Jeannette P. Tamayo, Chicago regional director for the U.S. Economic Development Administration, attended to congratulate YBI.

“We have great confidence that we will be back here in five years to celebrate even more success,” she said.

Renovations of the new building were completed with a $3 million U.S. Economic Development Administration award, a $1.5 million state award and a $500,000 award from the city.

“This night is not about us,” Ewing said.

Instead, the night was about YBI’s supporters.

The Maag, Jagnow and Brown family received a special dedication during the event.

“So much of Youngstown’s history has been chronicled in this building by extraordinary people who have taken the time to truly understand what’s happening in our community and our world and to build a story around that,” Ewing said. “We truly owe them a debt of gratitude for their work in making sure we have a history to remember and a future to understand.”

The Vindicator, Ewing said, has been a “tremendous” supporter of YBI through the years, consistently assisting the incubator to expand its now five-building downtown campus.

The late Forest Beckett, a local businessman, initially encouraged support of the YBI.

“We thought it made a lot of sense to help diversify the economy,” said Mark Brown, general manager of The Vindicator.

YBI took over the former Vindicator building in 2015. The building was constructed in 1931 for The Youngstown Telegram. In 1936, The Vindicator acquired The Telegram, and the next year, the newspaper relocated there. News operations relocated to a newer production building on Front Street in 1988, with all operations consolidated there in 2015.

“There are mixed emotions because four generations of our family have worked in this building over time,” Brown said after touring the facility. “It was a great home for us and it will be a great home for them going forward.”

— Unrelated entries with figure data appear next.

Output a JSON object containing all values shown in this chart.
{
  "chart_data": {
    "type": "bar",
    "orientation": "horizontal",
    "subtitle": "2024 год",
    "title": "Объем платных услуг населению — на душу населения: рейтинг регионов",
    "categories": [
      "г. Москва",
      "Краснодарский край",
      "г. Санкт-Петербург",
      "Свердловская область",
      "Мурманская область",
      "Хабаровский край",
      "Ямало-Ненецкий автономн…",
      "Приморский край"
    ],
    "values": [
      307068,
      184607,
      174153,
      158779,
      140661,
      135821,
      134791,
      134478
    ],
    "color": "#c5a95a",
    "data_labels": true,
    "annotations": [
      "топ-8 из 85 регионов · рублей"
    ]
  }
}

The building that once housed the printers that printed Youngstown’s history will now house printers that print parts to help companies be more competitive.

The Israeli company XJet Ltd. selected Youngstown as the first U.S. site for its Carmel 1400 additive manufacturing system, which features patented NanoParticle Jetting technology for the production of metal or ceramic parts through inkjet printing.

The system, which will be utilized for ceramic materials for research and development and parts production, will be installed in the new building next month.

The vision and hope of Youngstown is in part why XJet chose to come here first.

“When you have something to give, I prefer to give it to the guy who is hungry,” said Avi Cohen, vice president of health care and education for XJet. “I saw the potential here and the opportunity for them and us.”

Three YBI additive manufacturing portfolio companies already have space inside the new building.

Locally founded JuggerBot 3D, an industrial 3-D printer company, is one of those companies.

“This facility is going to help us fulfill orders and grow into the business we can become,” said Dan Fernback, CEO of JuggerBot.

Youngstown State University, a partner of YBI, will also benefit from the new facility. Soon, students will be inside working with the additive manufacturing equipment.

“Our best learning is when we are doing applied learning,” said Mike Hripko, associate vice president for research at YSU. “It’s just a point of pride that the community has embraced the technology. It’s so gratifying.”